- Understand the concept of hypothesis testing.
- Differentiate between null and alternative hypotheses.
- Learn about significance levels, p-values, and decision rules.
- Identify and minimize Type I and Type II errors.
- Perform hypothesis tests and interpret results.
Definition of Hypothesis Testing
Hypothesis testing is a statistical method used to make decisions about population parameters based on sample data.
A hypothesis is an assumption that we test using statistical techniques.
Types of Hypotheses and Errors
Hypothesis testing involves two competing hypotheses:
- Null Hypothesis (\( H_0 \)): Assumes no effect or no difference. It is what we test against.
- Alternative Hypothesis (\( H_a \)): Represents a significant effect or difference.

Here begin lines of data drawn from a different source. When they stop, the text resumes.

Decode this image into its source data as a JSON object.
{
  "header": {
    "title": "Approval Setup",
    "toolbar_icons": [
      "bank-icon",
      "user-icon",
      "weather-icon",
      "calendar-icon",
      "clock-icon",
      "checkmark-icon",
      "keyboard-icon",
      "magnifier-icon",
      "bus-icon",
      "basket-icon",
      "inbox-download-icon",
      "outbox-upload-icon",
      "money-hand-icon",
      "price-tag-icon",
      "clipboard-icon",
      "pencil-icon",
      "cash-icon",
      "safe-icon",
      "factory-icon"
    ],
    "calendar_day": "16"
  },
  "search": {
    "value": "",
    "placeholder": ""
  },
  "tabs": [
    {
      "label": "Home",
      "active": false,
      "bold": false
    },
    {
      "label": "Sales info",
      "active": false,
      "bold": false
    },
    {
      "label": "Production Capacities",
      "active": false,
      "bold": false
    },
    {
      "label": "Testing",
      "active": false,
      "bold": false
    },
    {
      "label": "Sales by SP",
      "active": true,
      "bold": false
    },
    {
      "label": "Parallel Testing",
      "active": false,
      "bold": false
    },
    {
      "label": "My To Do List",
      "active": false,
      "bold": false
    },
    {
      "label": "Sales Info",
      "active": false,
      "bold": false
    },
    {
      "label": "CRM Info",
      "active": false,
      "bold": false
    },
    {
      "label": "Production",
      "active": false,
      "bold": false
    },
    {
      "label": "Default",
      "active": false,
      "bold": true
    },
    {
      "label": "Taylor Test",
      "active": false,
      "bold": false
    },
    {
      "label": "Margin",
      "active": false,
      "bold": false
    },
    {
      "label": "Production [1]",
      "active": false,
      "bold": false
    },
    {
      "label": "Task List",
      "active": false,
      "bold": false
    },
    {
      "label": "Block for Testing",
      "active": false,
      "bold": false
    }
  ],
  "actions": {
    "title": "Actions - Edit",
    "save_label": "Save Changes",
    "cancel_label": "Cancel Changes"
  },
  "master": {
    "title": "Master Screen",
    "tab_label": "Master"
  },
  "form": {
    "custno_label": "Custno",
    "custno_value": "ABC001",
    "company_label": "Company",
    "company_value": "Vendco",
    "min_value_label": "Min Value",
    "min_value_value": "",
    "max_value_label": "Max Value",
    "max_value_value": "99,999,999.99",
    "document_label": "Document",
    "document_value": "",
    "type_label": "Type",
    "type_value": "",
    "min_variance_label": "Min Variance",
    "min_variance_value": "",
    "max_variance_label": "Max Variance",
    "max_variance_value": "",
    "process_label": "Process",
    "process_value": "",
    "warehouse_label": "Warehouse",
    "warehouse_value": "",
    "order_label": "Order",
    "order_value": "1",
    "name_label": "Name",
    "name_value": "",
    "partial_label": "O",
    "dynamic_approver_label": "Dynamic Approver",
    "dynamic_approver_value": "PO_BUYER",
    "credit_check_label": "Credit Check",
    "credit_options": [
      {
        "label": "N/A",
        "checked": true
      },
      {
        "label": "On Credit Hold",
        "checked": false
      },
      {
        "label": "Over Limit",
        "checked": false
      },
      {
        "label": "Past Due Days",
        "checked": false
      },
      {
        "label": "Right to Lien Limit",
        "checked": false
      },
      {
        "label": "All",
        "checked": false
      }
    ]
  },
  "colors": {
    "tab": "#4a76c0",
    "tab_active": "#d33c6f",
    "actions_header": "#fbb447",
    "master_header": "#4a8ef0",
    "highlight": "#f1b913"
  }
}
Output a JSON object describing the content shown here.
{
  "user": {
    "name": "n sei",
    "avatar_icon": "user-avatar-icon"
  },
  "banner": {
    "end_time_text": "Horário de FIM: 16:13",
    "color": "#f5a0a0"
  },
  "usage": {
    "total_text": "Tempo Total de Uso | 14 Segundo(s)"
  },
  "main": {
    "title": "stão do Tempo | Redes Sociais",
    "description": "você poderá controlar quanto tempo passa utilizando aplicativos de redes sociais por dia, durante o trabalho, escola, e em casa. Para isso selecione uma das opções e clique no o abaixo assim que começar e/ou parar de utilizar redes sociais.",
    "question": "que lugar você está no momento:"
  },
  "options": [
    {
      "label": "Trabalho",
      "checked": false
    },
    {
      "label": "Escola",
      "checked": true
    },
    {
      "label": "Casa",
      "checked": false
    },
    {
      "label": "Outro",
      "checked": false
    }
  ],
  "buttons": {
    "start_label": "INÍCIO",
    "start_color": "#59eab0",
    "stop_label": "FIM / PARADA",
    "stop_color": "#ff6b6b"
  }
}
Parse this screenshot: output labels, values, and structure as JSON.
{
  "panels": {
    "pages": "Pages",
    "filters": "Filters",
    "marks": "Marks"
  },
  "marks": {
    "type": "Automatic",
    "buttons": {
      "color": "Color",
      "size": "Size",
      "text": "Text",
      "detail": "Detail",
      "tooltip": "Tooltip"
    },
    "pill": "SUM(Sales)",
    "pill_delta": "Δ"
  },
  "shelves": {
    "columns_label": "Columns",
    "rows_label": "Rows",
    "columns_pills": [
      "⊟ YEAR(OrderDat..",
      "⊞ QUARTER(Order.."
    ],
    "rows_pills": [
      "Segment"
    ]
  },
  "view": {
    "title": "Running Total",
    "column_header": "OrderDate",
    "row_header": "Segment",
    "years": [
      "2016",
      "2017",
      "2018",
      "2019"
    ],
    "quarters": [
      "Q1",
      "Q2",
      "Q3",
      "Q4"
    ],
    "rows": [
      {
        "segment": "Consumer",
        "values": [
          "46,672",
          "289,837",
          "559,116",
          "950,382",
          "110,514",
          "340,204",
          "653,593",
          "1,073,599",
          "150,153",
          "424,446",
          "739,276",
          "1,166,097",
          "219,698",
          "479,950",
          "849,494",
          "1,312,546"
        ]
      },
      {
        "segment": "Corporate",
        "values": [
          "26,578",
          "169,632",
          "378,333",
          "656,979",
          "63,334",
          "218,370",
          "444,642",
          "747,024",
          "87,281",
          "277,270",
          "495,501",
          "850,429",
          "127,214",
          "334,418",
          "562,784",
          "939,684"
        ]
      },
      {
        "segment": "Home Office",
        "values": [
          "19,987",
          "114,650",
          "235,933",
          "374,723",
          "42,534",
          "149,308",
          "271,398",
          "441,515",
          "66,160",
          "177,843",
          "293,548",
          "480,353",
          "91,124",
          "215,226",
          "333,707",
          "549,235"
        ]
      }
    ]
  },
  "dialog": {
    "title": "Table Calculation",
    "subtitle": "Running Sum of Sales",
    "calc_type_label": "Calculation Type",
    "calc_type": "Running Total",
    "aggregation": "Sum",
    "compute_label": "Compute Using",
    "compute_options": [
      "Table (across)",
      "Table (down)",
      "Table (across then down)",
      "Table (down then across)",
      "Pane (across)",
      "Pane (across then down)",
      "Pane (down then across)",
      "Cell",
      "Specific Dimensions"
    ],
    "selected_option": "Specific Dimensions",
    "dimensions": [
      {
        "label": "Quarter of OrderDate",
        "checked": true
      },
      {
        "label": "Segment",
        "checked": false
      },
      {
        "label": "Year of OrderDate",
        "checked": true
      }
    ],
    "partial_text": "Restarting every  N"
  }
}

There are two types of errors in hypothesis testing:
| Type of Error | Definition |
|---|---|
| Type I Error (False Positive) | Rejecting \( H_0 \) when it is actually true. |
| Type II Error (False Negative) | Failing to reject \( H_0 \) when \( H_a \) is true. |
p-Value and Significance Level
The p-value is the probability of obtaining a result as extreme as the observed one, assuming \( H_0 \) is true.
- If \( p \)-value \( \leq \alpha \) (significance level), reject \( H_0 \).
- If \( p \)-value \( > \alpha \), fail to reject \( H_0 \).
Common Significance Levels:
| Significance Level (\( \alpha \)) | Confidence Level |
|---|---|
| 0.10 | 90% |
| 0.05 | 95% |
| 0.01 | 99% |
Interpretation of p-Values
The smaller the p-value, the stronger the evidence against \( H_0 \).
- p-value \( > 0.05 \): Weak evidence against \( H_0 \), fail to reject.
- p-value \( < 0.05 \): Moderate evidence against \( H_0 \), reject \( H_0 \).
- p-value \( < 0.01 \): Strong evidence against \( H_0 \), reject \( H_0 \).
Steps in Hypothesis Testing
The process of hypothesis testing follows these steps:
- State \( H_0 \) and \( H_a \).
- Choose a significance level \( \alpha \).
- Collect and summarize data.
- Compute the test statistic.
- Find the p-value and compare it with \( \alpha \).
- Make a decision: Reject \( H_0 \) if \( p \leq \alpha \), otherwise fail to reject.
Visualization of Hypothesis Testing
Examples
Example 1: A factory claims that its light bulbs last 1000 hours on average. A sample of 50 bulbs has a mean lifespan of 950 hours with a standard deviation of 80 hours. Test the claim at \( \alpha = 0.05 \).
Step 1: Hypotheses
- \( H_0: \mu = 1000 \)
- \( H_a: \mu < 1000 \) (one-tailed test)
Step 2: Compute Test Statistic
\[ z = \frac{\bar{x} - \mu}{\sigma/\sqrt{n}} = \frac{950 - 1000}{80/\sqrt{50}} = -3.94 \]Step 3: Decision
- From the z-table, \( P(Z < -3.94) = 0.00004 \).
- Since \( p < 0.05 \), reject \( H_0 \).
Exercises
- Question 1: A coffee shop claims its coffee contains 250 mg of caffeine. A sample of 36 cups has a mean of 245 mg and a standard deviation of 15 mg. Test the claim at \( \alpha = 0.01 \).
- Question 2: A drug manufacturer claims their medication reduces blood pressure by 10 mmHg. A study finds a mean reduction of 9.2 mmHg with a standard deviation of 2.5 mmHg in 40 patients. Test at \( \alpha = 0.05 \).
- Question 3: A school claims students study an average of 3 hours per day. A sample of 50 students shows a mean of 2.8 hours and a standard deviation of 0.9 hours. Test at \( \alpha = 0.05 \).
- Answer 1: \( p = 0.043 \), fail to reject \( H_0 \).
- Answer 2: \( p = 0.067 \), fail to reject \( H_0 \).
- Answer 3: \( p = 0.015 \), reject \( H_0 \).